The emphasis here is on secondary, not primary, production. Sometimes this is called value addition. Primary production is the acquisition of raw commodities. Activities like farming, fishing, bee keeping and mining constitute primary production since the end result of each one of these is a commodity – farm produce, fish, honey or minerals.
The problem with commodities is that the seller gets a pittance for them. For a variety of reasons, buyers of commodities wield so much bargaining power to push prices downwards. One of such reasons is that their switching costs are low or non-existent, meaning that if they cannot buy from one supplier they will easily and cheaply switch to another supplier.

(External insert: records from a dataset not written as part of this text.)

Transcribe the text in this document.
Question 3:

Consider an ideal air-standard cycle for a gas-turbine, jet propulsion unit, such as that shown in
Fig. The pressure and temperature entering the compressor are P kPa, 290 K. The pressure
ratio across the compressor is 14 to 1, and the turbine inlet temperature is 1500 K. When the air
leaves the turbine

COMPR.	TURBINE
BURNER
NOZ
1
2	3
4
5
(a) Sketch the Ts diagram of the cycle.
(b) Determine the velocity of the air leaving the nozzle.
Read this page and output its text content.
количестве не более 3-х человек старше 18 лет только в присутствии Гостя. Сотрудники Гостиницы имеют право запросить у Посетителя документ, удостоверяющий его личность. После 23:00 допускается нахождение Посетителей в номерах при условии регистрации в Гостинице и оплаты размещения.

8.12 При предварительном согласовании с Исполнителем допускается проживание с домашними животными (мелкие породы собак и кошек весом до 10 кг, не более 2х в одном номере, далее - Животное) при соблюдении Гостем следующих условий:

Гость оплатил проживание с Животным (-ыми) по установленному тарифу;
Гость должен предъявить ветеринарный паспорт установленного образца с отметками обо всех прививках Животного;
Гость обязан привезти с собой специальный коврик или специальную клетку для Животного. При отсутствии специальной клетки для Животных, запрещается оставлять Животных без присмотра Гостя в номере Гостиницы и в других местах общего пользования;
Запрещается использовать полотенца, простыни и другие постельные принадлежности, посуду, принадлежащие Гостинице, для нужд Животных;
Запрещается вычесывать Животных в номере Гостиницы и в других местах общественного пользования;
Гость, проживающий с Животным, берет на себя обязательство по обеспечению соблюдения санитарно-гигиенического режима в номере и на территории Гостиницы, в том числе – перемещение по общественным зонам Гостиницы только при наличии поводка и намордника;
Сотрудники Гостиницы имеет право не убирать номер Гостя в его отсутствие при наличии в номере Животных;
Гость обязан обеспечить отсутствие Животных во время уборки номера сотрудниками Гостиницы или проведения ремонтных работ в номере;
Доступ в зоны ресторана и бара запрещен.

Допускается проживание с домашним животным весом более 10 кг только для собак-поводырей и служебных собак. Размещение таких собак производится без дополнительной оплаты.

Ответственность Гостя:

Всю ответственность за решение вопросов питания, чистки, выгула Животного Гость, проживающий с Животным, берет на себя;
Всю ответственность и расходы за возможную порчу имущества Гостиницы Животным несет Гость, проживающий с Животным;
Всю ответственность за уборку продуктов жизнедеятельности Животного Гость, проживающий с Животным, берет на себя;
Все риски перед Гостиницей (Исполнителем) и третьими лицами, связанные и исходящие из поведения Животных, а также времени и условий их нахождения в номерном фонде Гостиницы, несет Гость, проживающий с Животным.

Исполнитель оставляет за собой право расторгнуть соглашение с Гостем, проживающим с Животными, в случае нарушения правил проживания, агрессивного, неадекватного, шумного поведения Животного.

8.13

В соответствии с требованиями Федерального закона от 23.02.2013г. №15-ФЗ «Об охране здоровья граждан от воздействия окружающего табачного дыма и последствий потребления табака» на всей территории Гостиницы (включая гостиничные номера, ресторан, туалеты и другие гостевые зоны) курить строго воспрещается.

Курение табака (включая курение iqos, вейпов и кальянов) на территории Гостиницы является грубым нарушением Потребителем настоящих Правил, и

What we need is secondary production so that we can add value to the commodities. If you attended a trade fair where different goods were on display and you noticed that one of the exhibitors was displaying cotton while another was displaying cotton suits, where would you spend more time? Raw cotton and cotton suits are basically the same in substance. The only difference is that the former is a commodity and the latter a secondary product, the result of value addition. 1.6 kg of cotton would fetch not more than K2,000, a far cry from what the average male suit, which will also weigh 1.6 kg, would fetch: hundreds of thousands of Kwacha. Commodities and secondary products stand poles apart.

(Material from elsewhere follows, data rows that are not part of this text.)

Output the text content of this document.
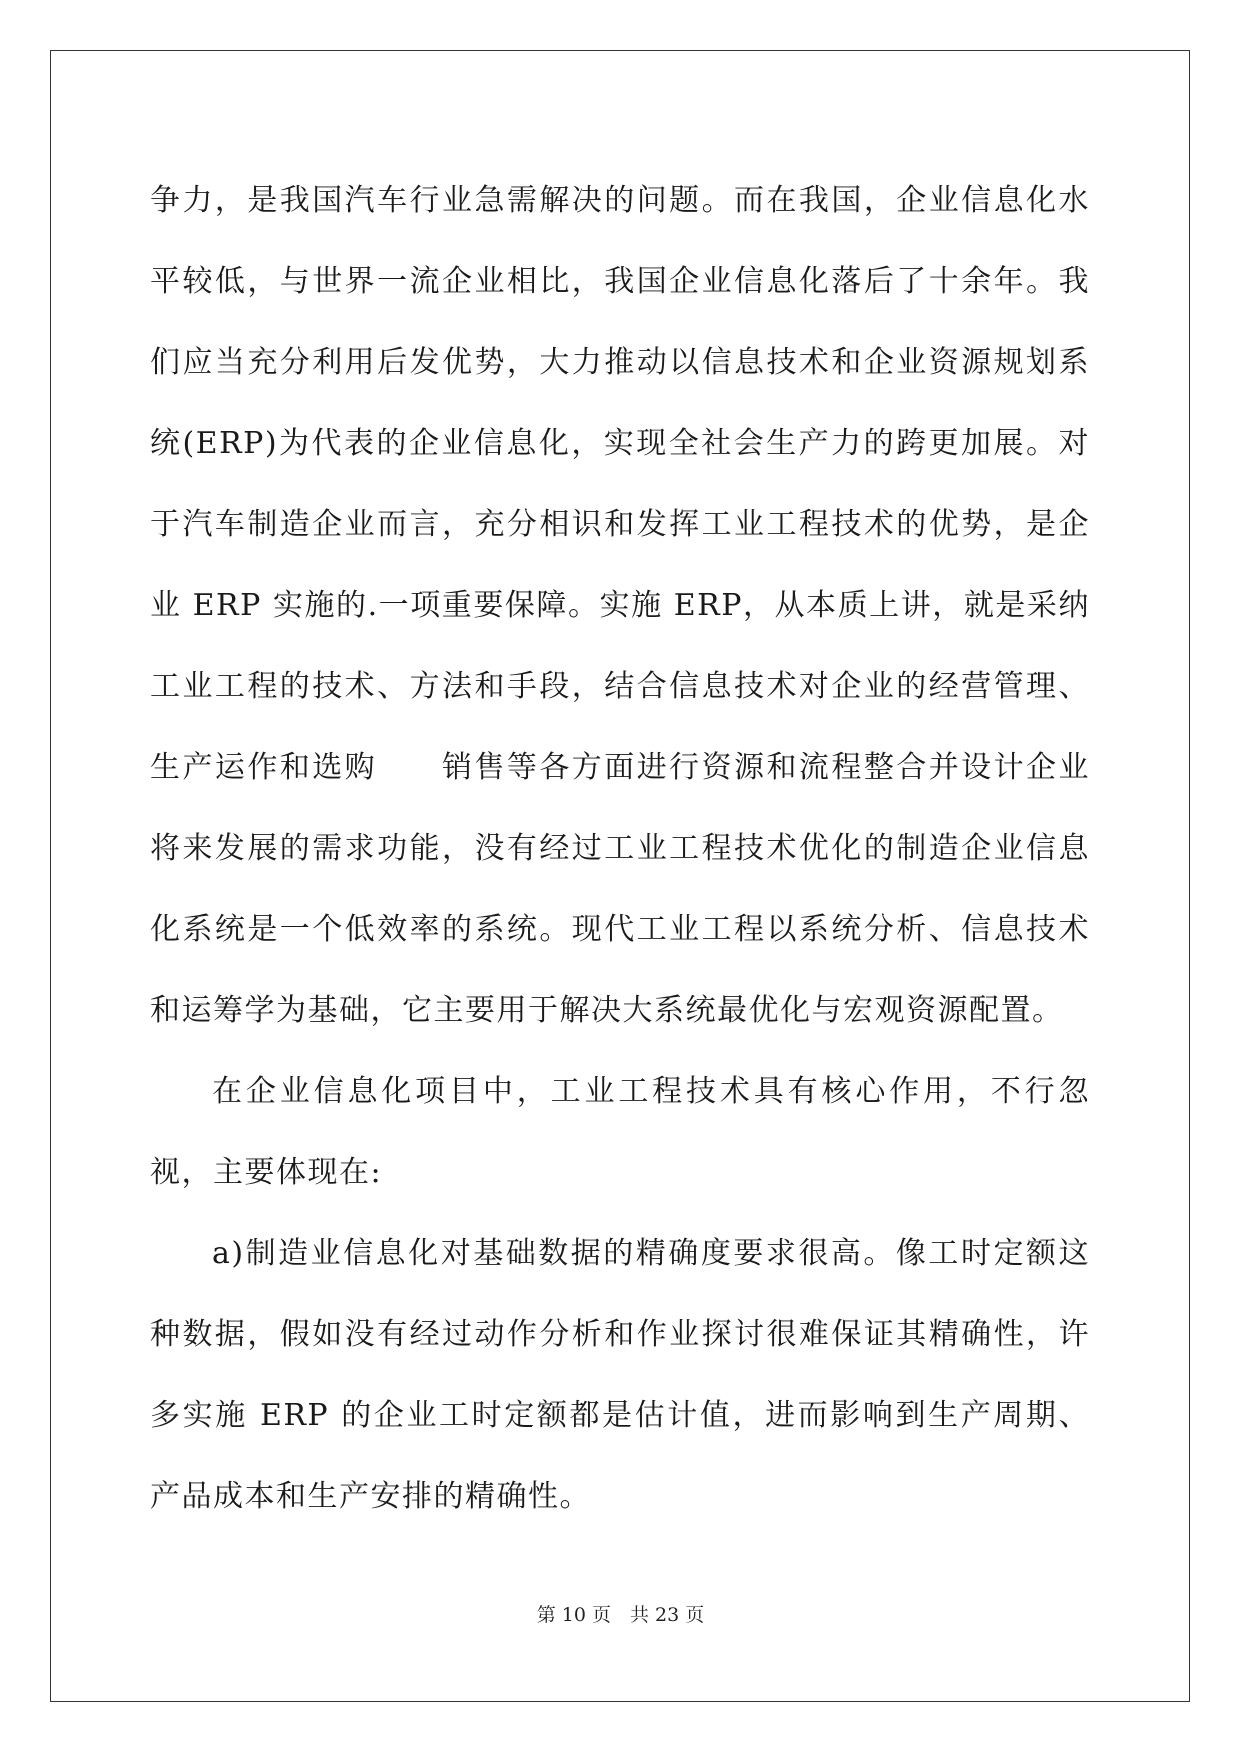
争力，是我国汽车行业急需解决的问题。而在我国，企业信息化水平较低，与世界一流企业相比，我国企业信息化落后了十余年。我们应当充分利用后发优势，大力推动以信息技术和企业资源规划系统(ERP)为代表的企业信息化，实现全社会生产力的跨更加展。对于汽车制造企业而言，充分相识和发挥工业工程技术的优势，是企业 ERP 实施的.一项重要保障。实施 ERP，从本质上讲，就是采纳工业工程的技术、方法和手段，结合信息技术对企业的经营管理、生产运作和选购　　销售等各方面进行资源和流程整合并设计企业将来发展的需求功能，没有经过工业工程技术优化的制造企业信息化系统是一个低效率的系统。现代工业工程以系统分析、信息技术和运筹学为基础，它主要用于解决大系统最优化与宏观资源配置。

在企业信息化项目中，工业工程技术具有核心作用，不行忽视，主要体现在:

a)制造业信息化对基础数据的精确度要求很高。像工时定额这种数据，假如没有经过动作分析和作业探讨很难保证其精确性，许多实施 ERP 的企业工时定额都是估计值，进而影响到生产周期、产品成本和生产安排的精确性。

第 10 页　共 23 页
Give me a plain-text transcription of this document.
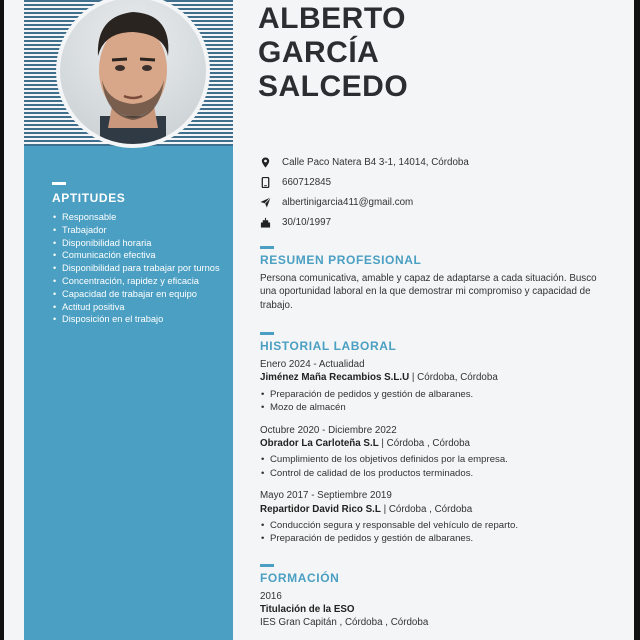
APTITUDES
• Responsable
• Trabajador
• Disponibilidad horaria
• Comunicación efectiva
• Disponibilidad para trabajar por turnos
• Concentración, rapidez y eficacia
• Capacidad de trabajar en equipo
• Actitud positiva
• Disposición en el trabajo
ALBERTO
GARCÍA
SALCEDO
Calle Paco Natera B4 3-1, 14014, Córdoba
660712845
albertinigarcia411@gmail.com
30/10/1997
RESUMEN PROFESIONAL
Persona comunicativa, amable y capaz de adaptarse a cada situación. Busco una oportunidad laboral en la que demostrar mi compromiso y capacidad de trabajo.
HISTORIAL LABORAL
Enero 2024 - Actualidad
Jiménez Maña Recambios S.L.U | Córdoba, Córdoba
• Preparación de pedidos y gestión de albaranes.
• Mozo de almacén
Octubre 2020 - Diciembre 2022
Obrador La Carloteña S.L | Córdoba , Córdoba
• Cumplimiento de los objetivos definidos por la empresa.
• Control de calidad de los productos terminados.
Mayo 2017 - Septiembre 2019
Repartidor David Rico S.L | Córdoba , Córdoba
• Conducción segura y responsable del vehículo de reparto.
• Preparación de pedidos y gestión de albaranes.
FORMACIÓN
2016
Titulación de la ESO
IES Gran Capitán , Córdoba , Córdoba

There are many factors which make secondary production seem out of reach in Malawi, but the common thread through them is lack of appropriate culture. Put simply, culture is the manner in which members of a society do things. It is based on shared beliefs, shared assumptions and shared values.
I will give an illustration to explain my point in the preceding paragraph. Malawians share the belief that everything begins and ends with politics. I know so many people who are very passionate about politics but practically none of them is passionate about secondary production. Imagine two call-in programs on two local radios, one discussing politics, the other production. The switchboard to the former would be inundated with emotional callers wanting to glorify one set of politicians and diabolize another. And they would do so with unparalleled enthusiasm! There would hardly be any caller on the radio discussing production.
Steve Jobs and Steve Wozniak used to meet regularly with other computer enthusiasts at a club called Homebrew Computer Club. Here they would discuss everything digital. It was from these meetings that the Macintosh computer was developed and Apple company established. Today, Apple’s products, which include the iPhone, are revered throughout the world.
While acknowledging that cut and paste will not work, we need something similar to the Homebrew Club. We need fora (forums) that stimulate our young minds and the general population into discussing production matters. Production must become a way of living, a culture. Just as easily as people comment on politics they must likewise be able to comment on production matters.
As I grew up, almost everything I touched that was made had the inscription, “Made in England”. The first car that my father acquired was a Ford Anglia. That too had the same inscription. I began to think that some nations were ordained makers of things while others were not. It is the same thinking that pervades our culture, sadly.
Another unfortunate aspect of our culture is that we fail to value production careers. The average Malawian student harbors ambitions of one day becoming an accountant, a lawyer, a banker, a politician but not a production person. Even those that opt for engineering prefer administrative work to technical work when they qualify. Technical work is regarded as inferior to administrative work. I have a white South African friend who is an excellent machine minder of printing presses. When people see him carrying paper to be fed into a press, or washing rollers from the press, they are puzzled over a white man pursuing that type of career. Elsewhere, machine minders are highly regarded and highly paid people, but not so in Malawi.
Changing people’s culture requires a great deal of patience and hard work but it can and needs to be done.